Virtual machines with static IP for your Hadoop development cluster
By David WORMS
Feb 27, 2013
Never miss our publications about Open Source, big data and distributed systems, low frequency of one email every two months.
While I am about to install and test Ambari, this article is the occasion to illustrate how I set up my development environment with multiple virtual machines. Ambari, the deployment and monitoring tool for Hadoop cluster, will be the subject of a yet to be written article. My virtual environment is VMWare but VirtualBox has the same network functionalities and should work as well.
Note, I have since then written a similar article covering additionnal functionnalities and using VirtualBox.
What’s really important here is to assign to each virtual machine a fixed IP address which won’t change over time. I personally work on a MacBook pro laptop and I found it very frustrating to restart each of the Hadoop components when I receive new IP addresses while switching between networks. Additionally, the setup should also provide an Internet gateway.
Virtual environment
Cloudera and Hortonworks seem to like the RedHat enterprise distribution and its Open Source counterpart CentOs. I’m using the CentOs LiveCD at version 6.3. I’m personnaly more familiar with Debian, but let’s go for it. I recommend creating 3 virtual machines, that shall be enough to simulate a mini Hadoop cluster.
Upon installation of your CentOs system, Internet is working with a NAT connection. The Gnome Network Manager is taking care for managing this network interface. There are no trace of a /etc/sysconfig/network-scripts/ifcfg-eth0 but running ifconfig
shall show it as eth0
. We will later disable the Gnome Network Manager and define eth0
manually with dhcp
.
Host-Only Custom Network Connection
In the end, we will end up with two network interfaces, one for internal networking and one for internet access. The internal network is created with a Host-Only networking. With Host-Only networking, your virtual machines will be able to communicate between themselves as well as with the host system.
Now comes the time to create our local network. From the VMware global preference window, inside the “Network” tab, you shall be able to create a new custom network configuration. Its default name should look like vmnet1
. Check the “Connect the host Mac to this network” and uncheck both the “Allow virtual machines on this network to connect to external network” and the “Provide addresses on this network via DHCP”. The rest could be left as is. After creation, my values are 172.16.134.0
for the subnet IP and 255.255.255.0
for the subnet mask.
Configuring the network interfaces
Next, for each virtual machine, you should shut it down, go to the its settings pane and create two new network adapters by clicking the “Add device” button and selecting “Network Adapter”. Once the network adapters are created, you could start the virtual machine. You should have two network adapters available. Set the first one to “NAT” and the second one to your Host-Only network (vmnet1
for example).
We will create the two interfaces. Make sure to replace the IPADDR
field with your personal IP addresses which must be in the range defined by your custom Host-Only networking configuration.
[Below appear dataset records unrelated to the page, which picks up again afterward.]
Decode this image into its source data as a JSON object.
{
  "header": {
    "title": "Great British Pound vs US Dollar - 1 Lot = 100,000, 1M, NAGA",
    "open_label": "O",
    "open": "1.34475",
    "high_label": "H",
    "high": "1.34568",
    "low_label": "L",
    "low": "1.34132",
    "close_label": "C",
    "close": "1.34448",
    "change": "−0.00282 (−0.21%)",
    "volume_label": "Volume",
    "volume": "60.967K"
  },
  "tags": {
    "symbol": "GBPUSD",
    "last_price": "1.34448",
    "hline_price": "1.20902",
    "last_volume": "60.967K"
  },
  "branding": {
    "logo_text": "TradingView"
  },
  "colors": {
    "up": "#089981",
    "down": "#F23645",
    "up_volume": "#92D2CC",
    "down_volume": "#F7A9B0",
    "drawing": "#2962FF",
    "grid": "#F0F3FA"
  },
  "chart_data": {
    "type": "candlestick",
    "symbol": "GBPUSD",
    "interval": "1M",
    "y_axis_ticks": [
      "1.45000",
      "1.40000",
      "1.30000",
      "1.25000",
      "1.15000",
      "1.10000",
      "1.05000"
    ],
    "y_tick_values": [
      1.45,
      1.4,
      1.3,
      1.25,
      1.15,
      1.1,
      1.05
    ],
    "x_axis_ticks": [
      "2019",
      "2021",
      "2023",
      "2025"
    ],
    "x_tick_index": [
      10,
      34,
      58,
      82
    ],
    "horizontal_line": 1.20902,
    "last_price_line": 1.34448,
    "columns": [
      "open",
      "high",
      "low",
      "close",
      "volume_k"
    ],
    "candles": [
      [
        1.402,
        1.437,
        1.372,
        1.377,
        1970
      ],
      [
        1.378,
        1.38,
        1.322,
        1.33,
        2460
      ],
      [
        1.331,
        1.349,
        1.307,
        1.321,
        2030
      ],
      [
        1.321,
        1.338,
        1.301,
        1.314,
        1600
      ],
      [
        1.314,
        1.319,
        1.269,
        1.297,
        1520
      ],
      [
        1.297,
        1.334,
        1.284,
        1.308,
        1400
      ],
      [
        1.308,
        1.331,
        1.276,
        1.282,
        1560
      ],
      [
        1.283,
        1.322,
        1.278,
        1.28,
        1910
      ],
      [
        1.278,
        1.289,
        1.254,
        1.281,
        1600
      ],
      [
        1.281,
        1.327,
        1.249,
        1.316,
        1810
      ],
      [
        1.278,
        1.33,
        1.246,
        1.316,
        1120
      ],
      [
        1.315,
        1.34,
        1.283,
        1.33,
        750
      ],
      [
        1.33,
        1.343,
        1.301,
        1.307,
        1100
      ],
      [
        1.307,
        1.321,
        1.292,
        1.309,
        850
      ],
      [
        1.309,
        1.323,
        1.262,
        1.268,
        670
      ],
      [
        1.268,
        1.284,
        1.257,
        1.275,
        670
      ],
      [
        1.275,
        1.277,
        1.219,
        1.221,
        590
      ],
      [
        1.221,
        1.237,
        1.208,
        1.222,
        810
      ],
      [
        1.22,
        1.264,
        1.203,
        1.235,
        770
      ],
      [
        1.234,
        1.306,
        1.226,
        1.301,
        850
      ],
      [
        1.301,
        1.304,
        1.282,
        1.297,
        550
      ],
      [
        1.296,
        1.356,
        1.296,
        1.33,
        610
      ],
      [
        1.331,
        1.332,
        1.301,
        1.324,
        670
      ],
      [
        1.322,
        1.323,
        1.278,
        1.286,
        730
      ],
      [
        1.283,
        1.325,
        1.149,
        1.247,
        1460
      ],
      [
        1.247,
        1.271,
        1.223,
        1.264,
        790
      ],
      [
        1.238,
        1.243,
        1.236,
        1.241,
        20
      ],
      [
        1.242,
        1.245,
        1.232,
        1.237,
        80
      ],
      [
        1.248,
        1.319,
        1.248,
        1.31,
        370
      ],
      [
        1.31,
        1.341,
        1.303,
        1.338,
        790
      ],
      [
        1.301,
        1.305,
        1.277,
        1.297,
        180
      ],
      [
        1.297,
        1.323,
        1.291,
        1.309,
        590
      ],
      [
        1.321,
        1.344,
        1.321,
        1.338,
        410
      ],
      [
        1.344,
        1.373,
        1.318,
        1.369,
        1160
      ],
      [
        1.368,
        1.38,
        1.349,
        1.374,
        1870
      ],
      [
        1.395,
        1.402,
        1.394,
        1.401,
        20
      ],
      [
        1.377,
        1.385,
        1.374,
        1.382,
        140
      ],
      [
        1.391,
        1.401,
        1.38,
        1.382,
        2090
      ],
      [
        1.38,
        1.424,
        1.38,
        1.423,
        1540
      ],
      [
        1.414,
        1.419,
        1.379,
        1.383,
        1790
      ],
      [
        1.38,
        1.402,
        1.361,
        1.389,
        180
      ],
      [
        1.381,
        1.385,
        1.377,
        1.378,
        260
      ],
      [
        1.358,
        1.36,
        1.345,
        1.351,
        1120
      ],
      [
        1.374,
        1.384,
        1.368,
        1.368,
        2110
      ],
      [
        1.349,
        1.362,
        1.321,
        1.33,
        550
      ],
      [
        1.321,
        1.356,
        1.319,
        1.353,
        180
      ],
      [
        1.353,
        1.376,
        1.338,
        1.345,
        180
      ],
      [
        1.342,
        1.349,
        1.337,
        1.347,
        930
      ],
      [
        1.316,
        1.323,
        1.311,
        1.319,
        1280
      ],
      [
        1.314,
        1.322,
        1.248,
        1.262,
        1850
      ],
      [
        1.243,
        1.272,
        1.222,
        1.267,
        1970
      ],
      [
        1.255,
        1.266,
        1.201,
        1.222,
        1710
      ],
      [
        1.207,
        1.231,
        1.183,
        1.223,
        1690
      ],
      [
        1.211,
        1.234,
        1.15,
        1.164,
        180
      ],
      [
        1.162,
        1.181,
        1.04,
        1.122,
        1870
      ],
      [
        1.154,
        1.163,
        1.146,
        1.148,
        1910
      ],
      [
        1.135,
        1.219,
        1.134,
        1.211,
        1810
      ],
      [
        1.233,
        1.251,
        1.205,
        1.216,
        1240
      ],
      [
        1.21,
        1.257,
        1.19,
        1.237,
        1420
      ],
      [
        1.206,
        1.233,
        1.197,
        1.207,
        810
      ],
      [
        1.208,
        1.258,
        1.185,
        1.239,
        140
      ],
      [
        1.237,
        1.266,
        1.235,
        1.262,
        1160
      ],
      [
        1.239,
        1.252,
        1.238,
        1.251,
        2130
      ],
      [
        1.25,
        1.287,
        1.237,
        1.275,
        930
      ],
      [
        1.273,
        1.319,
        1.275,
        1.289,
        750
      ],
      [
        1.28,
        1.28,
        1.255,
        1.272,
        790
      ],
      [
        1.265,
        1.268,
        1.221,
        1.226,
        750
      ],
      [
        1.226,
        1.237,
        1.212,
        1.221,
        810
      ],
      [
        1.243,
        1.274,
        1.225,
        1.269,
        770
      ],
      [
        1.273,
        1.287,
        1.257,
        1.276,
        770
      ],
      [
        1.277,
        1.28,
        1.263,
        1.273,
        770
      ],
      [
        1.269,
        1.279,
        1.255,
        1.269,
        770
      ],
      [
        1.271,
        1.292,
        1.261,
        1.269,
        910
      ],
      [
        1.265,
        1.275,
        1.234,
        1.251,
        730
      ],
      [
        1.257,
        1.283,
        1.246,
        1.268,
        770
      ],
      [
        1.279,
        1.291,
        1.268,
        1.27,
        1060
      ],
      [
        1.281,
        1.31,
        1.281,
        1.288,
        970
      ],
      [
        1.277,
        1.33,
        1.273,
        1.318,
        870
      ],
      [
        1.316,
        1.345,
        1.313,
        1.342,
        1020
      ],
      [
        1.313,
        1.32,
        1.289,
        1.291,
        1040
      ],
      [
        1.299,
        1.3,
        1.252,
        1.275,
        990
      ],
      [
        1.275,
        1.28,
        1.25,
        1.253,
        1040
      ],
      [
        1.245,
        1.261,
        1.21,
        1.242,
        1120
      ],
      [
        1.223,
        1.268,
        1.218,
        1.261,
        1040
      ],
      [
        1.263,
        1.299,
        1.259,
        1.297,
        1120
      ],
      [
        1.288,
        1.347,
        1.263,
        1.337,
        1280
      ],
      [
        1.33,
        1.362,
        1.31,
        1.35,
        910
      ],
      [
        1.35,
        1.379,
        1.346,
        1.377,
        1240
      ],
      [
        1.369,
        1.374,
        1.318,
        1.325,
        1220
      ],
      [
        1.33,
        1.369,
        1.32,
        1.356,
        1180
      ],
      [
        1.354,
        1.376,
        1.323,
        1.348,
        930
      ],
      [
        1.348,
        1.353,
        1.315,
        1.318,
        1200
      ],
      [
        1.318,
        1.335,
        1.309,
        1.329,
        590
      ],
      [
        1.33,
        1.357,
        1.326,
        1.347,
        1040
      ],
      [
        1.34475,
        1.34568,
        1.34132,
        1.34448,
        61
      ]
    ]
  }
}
cat > /etc/sysconfig/network-scripts/ifcfg-eth0 <<IF
DEVICE=eth0
BOOTPROTO=dhcp
ONBOOT=yes
IF
cat > /etc/sysconfig/network-scripts/ifcfg-eth1 <<IF
DEVICE=eth1
IPADDR=172.16.134.11
NETMASK=255.255.255.0
BOOTPROTO=static
ONBOOT=yes
IF
service network restart
We will finally disable the Gnome Network Manager which provides detection and configuration for systems to automatically connect to network. Instead, the network service is activated.
service NetworkManager stop
chkconfig NetworkManager off
service network start
chkconfig network on
Conclusion
I everything went well, your virtual machines should all connect on the Internet using eth0
and communicate with static IP using eth1
. Running ifconfig
shall show your 2 IPs. You might have to reboot if restarting the network isn’t enough.